Wayne Powell, a former two-term councilperson, said that while the feasibility study indicated a County contract could either cost more or save, what it didn’t contemplate is what happens at the end of the ten-year contract. 

“If you look at other cities who have done this, when the initial contract expired, the cost was substantially higher,” Powell said. “But at that point, it was a point of no return. You couldn’t get your fire department back, and the County knew that.”

“The city is well-financed. We have an excellent fire department; they are all paramedics, not the same as the County,” Powell said. “It just doesn’t make economic sense to go any further on this.” 

Paula Packwood, a health administrator and former chief of staff for the LA County Department of Health Services, likened joining County fire to joining the LA Unified School District. 

“Manhattan Beach community services should be kept in the community,” Packwood said. “That is our fire department, our police department, and our schools. We are not going to LA Unified to run our schools. We will not be the first and only priority of LA County Fire. They are great, but we will not be their first priority.” 

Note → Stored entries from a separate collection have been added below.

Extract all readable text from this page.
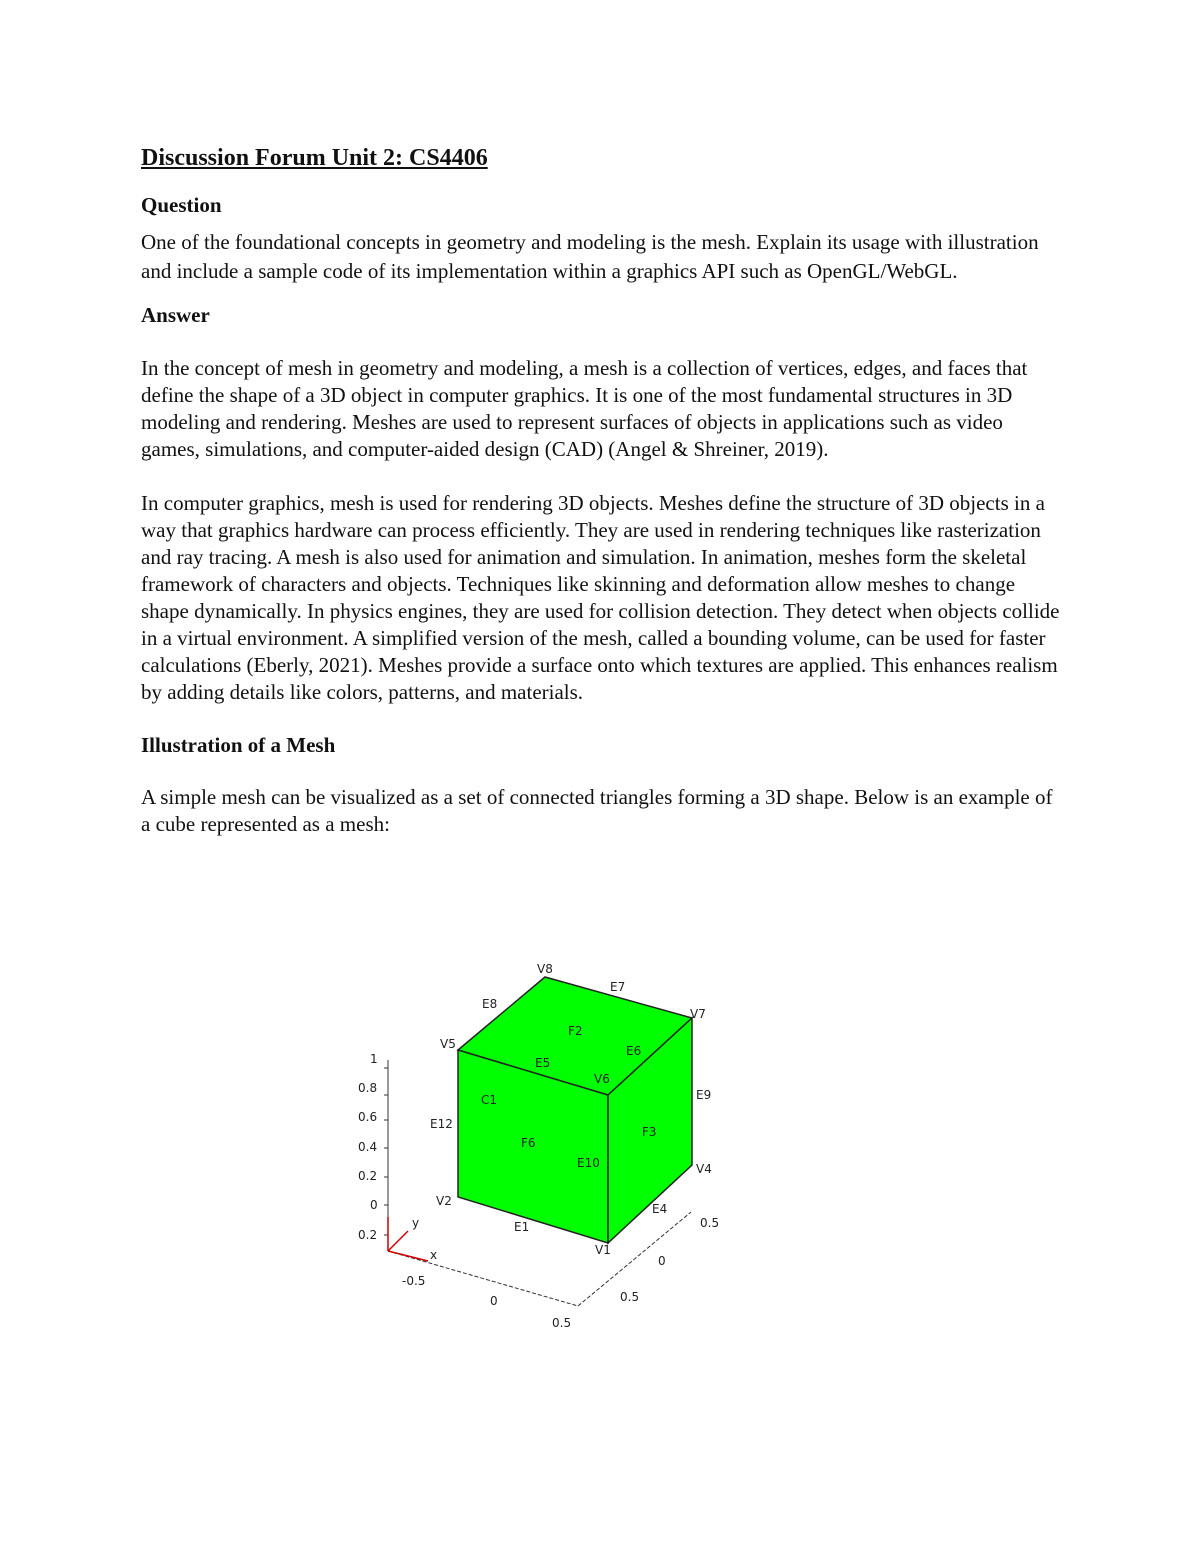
Discussion Forum Unit 2: CS4406

Question

One of the foundational concepts in geometry and modeling is the mesh. Explain its usage with illustration and include a sample code of its implementation within a graphics API such as OpenGL/WebGL.

Answer

In the concept of mesh in geometry and modeling, a mesh is a collection of vertices, edges, and faces that define the shape of a 3D object in computer graphics. It is one of the most fundamental structures in 3D modeling and rendering. Meshes are used to represent surfaces of objects in applications such as video games, simulations, and computer-aided design (CAD) (Angel & Shreiner, 2019).

In computer graphics, mesh is used for rendering 3D objects. Meshes define the structure of 3D objects in a way that graphics hardware can process efficiently. They are used in rendering techniques like rasterization and ray tracing. A mesh is also used for animation and simulation. In animation, meshes form the skeletal framework of characters and objects. Techniques like skinning and deformation allow meshes to change shape dynamically. In physics engines, they are used for collision detection. They detect when objects collide in a virtual environment. A simplified version of the mesh, called a bounding volume, can be used for faster calculations (Eberly, 2021). Meshes provide a surface onto which textures are applied. This enhances realism by adding details like colors, patterns, and materials.

Illustration of a Mesh

A simple mesh can be visualized as a set of connected triangles forming a 3D shape. Below is an example of a cube represented as a mesh:

1
0.8
0.6
0.4
0.2
0
0.2
-0.5
0
0.5
0.5
0
0.5
y
x
V8
V7
V5
V6
V4
V2
V1
E7
E8
E6
E5
E9
E12
E10
E4
E1
F2
C1
F6
F3
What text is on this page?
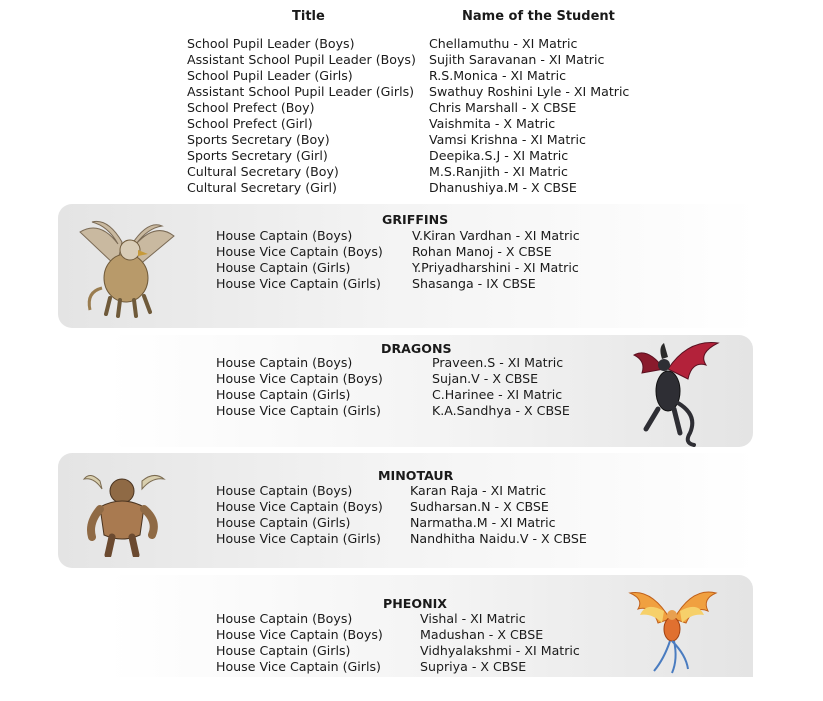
Title	Name of the Student
School Pupil Leader (Boys)	Chellamuthu - XI Matric
Assistant School Pupil Leader (Boys) Sujith Saravanan - XI Matric
School Pupil Leader (Girls)	R.S.Monica - XI Matric
Assistant School Pupil Leader (Girls) Swathuy Roshini Lyle - XI Matric
School Prefect (Boy)	Chris Marshall - X CBSE
School Prefect (Girl)	Vaishmita - X Matric
Sports Secretary (Boy)	Vamsi Krishna - XI Matric
Sports Secretary (Girl)	Deepika.S.J - XI Matric
Cultural Secretary (Boy)	M.S.Ranjith - XI Matric
Cultural Secretary (Girl)	Dhanushiya.M - X CBSE
GRIFFINS
House Captain (Boys)	V.Kiran Vardhan - XI Matric
House Vice Captain (Boys) Rohan Manoj - X CBSE
House Captain (Girls)	Y.Priyadharshini - XI Matric
House Vice Captain (Girls) Shasanga - IX CBSE
DRAGONS
House Captain (Boys)	Praveen.S - XI Matric
House Vice Captain (Boys)	Sujan.V - X CBSE
House Captain (Girls)	C.Harinee - XI Matric
House Vice Captain (Girls)	K.A.Sandhya - X CBSE
MINOTAUR
House Captain (Boys)	Karan Raja - XI Matric
House Vice Captain (Boys) Sudharsan.N - X CBSE
House Captain (Girls)	Narmatha.M - XI Matric
House Vice Captain (Girls) Nandhitha Naidu.V - X CBSE
PHEONIX
House Captain (Boys)	Vishal - XI Matric
House Vice Captain (Boys)	Madushan - X CBSE
House Captain (Girls)	Vidhyalakshmi - XI Matric
House Vice Captain (Girls)	Supriya - X CBSE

“You guys are playing politics with the security, the confidence, the ability of people to sleep at night in their beds by saying we are going to get rid of our fire department,” said Jan Dennis, a former councilperson and the city’s unofficial historian. “That is nonsense. We worked so hard and Manhattan Beach has taken such pride since day one of being an independent city.” 

Kathy Clark said that in her three decades living in Manhattan Beach she has been enormously comforted knowing that if she dialed 911 “moments later” an ambulance or fire truck would appear at her house.

“That is one of my top values, having that comfort,” she said. 

“All of us,” Hersman interjected. 

“Well, when I hear there’s a money amount, I sometimes wonder,” Clark replied. “But it’s hard to quantify…if they start immediate treatment and that immediate treatment can make the difference between life and death.” 

The initial County studies said that response times could, on average, be 45 seconds longer. 

“I am mystified why council is even considering giving up local control,” Clark said. “That is something I just don’t understand.” 

Councilperson Steve Napolitano said that the entire conversation regarding the consideration of a County fire contract had been littered with misinformation. He said the issue was a simple one: the council was simply doing its due diligence in examining the possibility. 

“I’m mystified by someone who is mystified how we got here,” Napolitano said, noting that context of the consideration was that Hermosa had contracted out and Redondo Beach had commissioned an initial study. “It would have been irresponsible for this council not to look at, ‘Okay, what would it look like if Manhattan Beach did this’ if we were surrounded by County members.”

Redondo Beach thus far has declined to pursue the second phase of the County study. After Tuesday night, Manhattan Beach seems unlikely to do so any time in the foreseeable future. When residents expressed some confusion on the matter near the end of Tuesday’s discussion, Councilperson Richard Montgomery referred back to Hersman’s and Napolitano’s comments and said the exploration of an LA County Fire contract was officially over. 

“They just killed it,” he said. “We couldn’t make that more clear.”